今回のスペインでの措置は、より広い2026年の欧州における執行強化の流れの中に位置づけられる。ポルトガルのギャンブル規制当局は、2026年1月に、同国で大統領選の取引高としておよそ1億2000万ドルを処理したことを受けて、Polymarketに48時間の停止命令を突きつけた。オランダは2月に続き、オランダ・ギャンブル当局(KSA)が、Polymarketに対してオランダのユーザーへの提供を停止するか、週42万ユーロの罰金(上限84万ユーロ)を科すと命じた。欧州の規制当局は一貫して予測市場をギャンブルとして扱っており、EU全体で調和した枠組みがない中で、各加盟国が国内ルールを適用している。

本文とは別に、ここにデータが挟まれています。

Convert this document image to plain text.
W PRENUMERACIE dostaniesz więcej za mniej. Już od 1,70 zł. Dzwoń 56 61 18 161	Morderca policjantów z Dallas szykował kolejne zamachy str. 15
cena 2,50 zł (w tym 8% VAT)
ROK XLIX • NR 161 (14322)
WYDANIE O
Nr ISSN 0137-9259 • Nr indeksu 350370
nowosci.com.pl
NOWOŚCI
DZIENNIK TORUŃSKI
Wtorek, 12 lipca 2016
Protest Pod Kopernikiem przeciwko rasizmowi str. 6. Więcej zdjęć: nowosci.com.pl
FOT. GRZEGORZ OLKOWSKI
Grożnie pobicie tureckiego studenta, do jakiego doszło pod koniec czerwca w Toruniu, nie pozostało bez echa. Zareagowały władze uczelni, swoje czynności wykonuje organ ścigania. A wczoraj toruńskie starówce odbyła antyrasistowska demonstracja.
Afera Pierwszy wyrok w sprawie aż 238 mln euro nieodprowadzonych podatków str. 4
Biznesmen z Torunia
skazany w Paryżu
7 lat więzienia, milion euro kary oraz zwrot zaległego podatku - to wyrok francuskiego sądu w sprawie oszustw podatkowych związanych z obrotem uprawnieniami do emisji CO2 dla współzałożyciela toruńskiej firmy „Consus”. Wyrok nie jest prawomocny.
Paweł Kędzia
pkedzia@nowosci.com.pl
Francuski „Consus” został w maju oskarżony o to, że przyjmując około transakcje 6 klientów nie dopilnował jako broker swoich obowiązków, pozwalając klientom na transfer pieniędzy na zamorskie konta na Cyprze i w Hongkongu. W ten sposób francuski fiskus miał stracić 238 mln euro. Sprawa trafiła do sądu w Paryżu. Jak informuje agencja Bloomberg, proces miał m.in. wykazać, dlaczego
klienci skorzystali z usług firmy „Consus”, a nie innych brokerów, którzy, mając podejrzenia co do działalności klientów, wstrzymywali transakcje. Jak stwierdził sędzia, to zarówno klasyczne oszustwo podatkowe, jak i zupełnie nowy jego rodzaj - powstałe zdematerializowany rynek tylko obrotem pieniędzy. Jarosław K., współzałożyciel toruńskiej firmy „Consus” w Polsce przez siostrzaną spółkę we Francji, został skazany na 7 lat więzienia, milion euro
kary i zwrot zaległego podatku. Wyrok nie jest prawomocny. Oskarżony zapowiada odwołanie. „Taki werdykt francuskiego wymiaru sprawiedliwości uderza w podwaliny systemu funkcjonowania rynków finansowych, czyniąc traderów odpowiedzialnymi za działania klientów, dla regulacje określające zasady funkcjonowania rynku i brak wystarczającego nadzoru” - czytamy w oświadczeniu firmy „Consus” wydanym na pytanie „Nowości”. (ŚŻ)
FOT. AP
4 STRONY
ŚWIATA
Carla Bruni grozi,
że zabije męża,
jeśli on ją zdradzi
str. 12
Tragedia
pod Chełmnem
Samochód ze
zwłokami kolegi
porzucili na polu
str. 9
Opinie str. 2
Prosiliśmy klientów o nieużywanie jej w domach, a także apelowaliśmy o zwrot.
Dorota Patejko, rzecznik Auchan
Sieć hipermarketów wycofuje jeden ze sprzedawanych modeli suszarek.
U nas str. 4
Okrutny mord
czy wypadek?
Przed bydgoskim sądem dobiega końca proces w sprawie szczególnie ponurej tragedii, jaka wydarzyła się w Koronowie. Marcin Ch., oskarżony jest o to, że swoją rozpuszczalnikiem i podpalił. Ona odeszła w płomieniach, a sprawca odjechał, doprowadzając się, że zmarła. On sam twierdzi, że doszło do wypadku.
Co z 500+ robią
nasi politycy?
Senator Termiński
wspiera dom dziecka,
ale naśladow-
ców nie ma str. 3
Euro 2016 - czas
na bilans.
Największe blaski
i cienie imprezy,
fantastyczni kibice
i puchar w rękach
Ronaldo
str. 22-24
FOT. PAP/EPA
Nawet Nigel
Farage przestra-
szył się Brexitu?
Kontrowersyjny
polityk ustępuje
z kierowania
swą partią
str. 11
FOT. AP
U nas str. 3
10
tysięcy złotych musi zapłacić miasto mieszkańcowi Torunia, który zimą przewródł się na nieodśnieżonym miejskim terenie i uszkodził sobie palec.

一方、米国は逆方向に動いている。5月12日、米商品先物取引委員会(CFTC)は、KalshiEx LLC v. Schulerに関する第6巡回区控訴裁判所での上訴に向け、amicus brief(意見書)を提出し、予測市場に関するCFTCの専属的管轄権を主張した。CFTC委員長マイケル・S・セリッグ(Michael S. Selig)は、より広範な取り組みを、州による管轄の侵食から当局の管轄権を守るものだと位置づけた。
規制上の圧力にもかかわらず、取引活動は依然として大きく集中している。予測市場のトレーダーは、2026年4月に86億ドルの取引高を記録している。これに対し、Kalshiは5月7日に、220億ドルのバリュエーションで10億ドルのシリーズFをクローズした。
欧州の各管轄が、正式なブロックとともにギャンブル分類へ収斂している一方で(スペインの動きは、長くなる流れの最新のものだ)、米国ではCFTCが、連邦のデリバティブ市場の管轄権を、より強い姿勢で裁判所に主張している。国境を越えるプラットフォームにおいて、2つの体制が共存できるのか、それともPolymarketとKalshiが市場選択を迫られるのか――その点が、オープンな構造的な論点になりつつある。